Remuneração Variável: Como Classificar Comissões, Gratificações e Prêmios para Proteger sua Empresa de Passivos Trabalhistas

Por: Paula Lollato Lopes (OAB/SP 525.634)

A adoção de remuneração variável constitui prática frequente no âmbito empresarial, notadamente como instrumento de gestão de desempenho e retenção de talentos. Contudo, a confusão entre comissões, gratificações e prêmios pode ensejar a reclassificação judicial dessas verbas pela Justiça do Trabalho, resultando em custos retroativos significativos, decorrentes da incidência de encargos, multas e juros. A regra central, nesse contexto, é objetiva: tudo o que for reconhecido como salário gera reflexos em FGTS, INSS, férias e 13º salário, razão pela qual compreender a diferença entre essas figuras não constitui mera questão de semântica, mas verdadeira medida de planejamento financeiro e segurança jurídica para a empresa.

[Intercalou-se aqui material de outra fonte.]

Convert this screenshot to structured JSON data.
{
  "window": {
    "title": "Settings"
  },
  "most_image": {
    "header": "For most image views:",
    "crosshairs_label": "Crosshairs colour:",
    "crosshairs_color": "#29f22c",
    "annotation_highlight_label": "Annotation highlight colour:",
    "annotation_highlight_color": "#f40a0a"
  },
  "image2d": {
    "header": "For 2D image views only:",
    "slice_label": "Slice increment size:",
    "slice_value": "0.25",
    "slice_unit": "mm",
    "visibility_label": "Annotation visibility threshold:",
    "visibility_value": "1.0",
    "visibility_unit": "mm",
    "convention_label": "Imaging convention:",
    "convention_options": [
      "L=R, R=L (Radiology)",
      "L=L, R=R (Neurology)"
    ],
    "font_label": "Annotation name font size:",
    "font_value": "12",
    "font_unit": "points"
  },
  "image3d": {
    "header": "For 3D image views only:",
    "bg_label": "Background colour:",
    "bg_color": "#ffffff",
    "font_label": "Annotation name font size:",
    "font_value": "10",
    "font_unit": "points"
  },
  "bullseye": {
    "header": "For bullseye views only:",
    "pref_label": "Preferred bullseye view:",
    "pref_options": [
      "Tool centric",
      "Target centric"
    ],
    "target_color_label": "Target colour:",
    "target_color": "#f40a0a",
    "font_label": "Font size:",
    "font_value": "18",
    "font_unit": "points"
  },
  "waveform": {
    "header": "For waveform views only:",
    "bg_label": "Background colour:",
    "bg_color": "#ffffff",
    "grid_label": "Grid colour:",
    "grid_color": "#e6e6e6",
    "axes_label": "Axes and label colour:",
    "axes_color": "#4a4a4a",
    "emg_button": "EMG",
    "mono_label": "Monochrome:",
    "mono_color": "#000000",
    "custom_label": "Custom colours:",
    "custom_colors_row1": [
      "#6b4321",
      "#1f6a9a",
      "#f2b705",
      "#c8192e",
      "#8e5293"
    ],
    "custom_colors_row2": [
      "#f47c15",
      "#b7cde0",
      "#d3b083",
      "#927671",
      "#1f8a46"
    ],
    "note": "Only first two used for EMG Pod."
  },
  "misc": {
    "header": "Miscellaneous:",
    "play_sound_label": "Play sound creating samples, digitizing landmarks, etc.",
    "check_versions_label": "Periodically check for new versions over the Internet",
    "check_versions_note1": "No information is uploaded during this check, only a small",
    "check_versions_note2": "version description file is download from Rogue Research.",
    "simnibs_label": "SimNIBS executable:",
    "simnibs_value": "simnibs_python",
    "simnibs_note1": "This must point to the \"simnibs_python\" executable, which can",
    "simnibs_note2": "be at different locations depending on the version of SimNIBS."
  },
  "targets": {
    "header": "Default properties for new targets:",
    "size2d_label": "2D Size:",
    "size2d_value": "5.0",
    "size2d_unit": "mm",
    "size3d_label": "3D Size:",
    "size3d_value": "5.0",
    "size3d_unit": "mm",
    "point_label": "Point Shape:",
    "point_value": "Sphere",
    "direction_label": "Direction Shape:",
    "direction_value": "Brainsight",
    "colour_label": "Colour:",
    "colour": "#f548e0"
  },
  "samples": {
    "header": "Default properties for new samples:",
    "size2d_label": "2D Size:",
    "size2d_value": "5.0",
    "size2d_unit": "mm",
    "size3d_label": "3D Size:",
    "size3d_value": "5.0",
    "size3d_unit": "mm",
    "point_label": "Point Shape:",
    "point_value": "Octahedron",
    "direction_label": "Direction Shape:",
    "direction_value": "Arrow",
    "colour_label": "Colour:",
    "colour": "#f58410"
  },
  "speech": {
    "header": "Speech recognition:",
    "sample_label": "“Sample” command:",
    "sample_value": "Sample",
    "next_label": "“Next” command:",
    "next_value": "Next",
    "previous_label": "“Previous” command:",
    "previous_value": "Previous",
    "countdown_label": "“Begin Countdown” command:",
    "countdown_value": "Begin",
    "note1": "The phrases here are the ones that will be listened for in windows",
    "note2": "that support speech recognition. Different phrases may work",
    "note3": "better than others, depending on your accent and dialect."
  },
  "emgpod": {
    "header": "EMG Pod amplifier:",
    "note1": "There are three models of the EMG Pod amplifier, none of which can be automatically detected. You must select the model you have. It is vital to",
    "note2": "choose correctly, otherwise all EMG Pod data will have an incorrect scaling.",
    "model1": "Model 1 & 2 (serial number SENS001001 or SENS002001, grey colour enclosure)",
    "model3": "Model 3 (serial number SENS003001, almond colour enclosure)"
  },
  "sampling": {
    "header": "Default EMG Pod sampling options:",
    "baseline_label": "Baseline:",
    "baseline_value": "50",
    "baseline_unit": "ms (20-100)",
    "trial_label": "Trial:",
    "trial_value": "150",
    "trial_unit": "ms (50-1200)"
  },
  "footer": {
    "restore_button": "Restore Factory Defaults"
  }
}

Pela CLT, o salário não se limita ao valor fixo mensal pago ao empregado, podendo incorporar outras verbas, desde que habituais e decorrentes do contrato de trabalho, nos termos do art. 457 da CLT. As comissões, por representarem contraprestação direta e habitual pelo trabalho prestado, possuem natureza salarial inequívoca, integrando a remuneração para todos os efeitos legais. As gratificações, por sua vez, ainda que possam nascer como liberalidade do empregador, como ocorre com a gratificação de função, também passam a integrar o salário quando pagas com habitualidade, nos exatos termos do art. 457, §1º, da CLT, gerando os mesmos reflexos das comissões sobre férias, 13º salário, FGTS e verbas rescisórias, sendo que toda gratificação paga habitualmente e com nítido intuito retributivo pelos serviços prestados possui natureza salarial, não sendo suficiente, para afastar essa qualificação, a mera denominação atribuída pelo empregador à parcela, devendo prevalecer a efetiva finalidade retributiva e a habitualidade do pagamento.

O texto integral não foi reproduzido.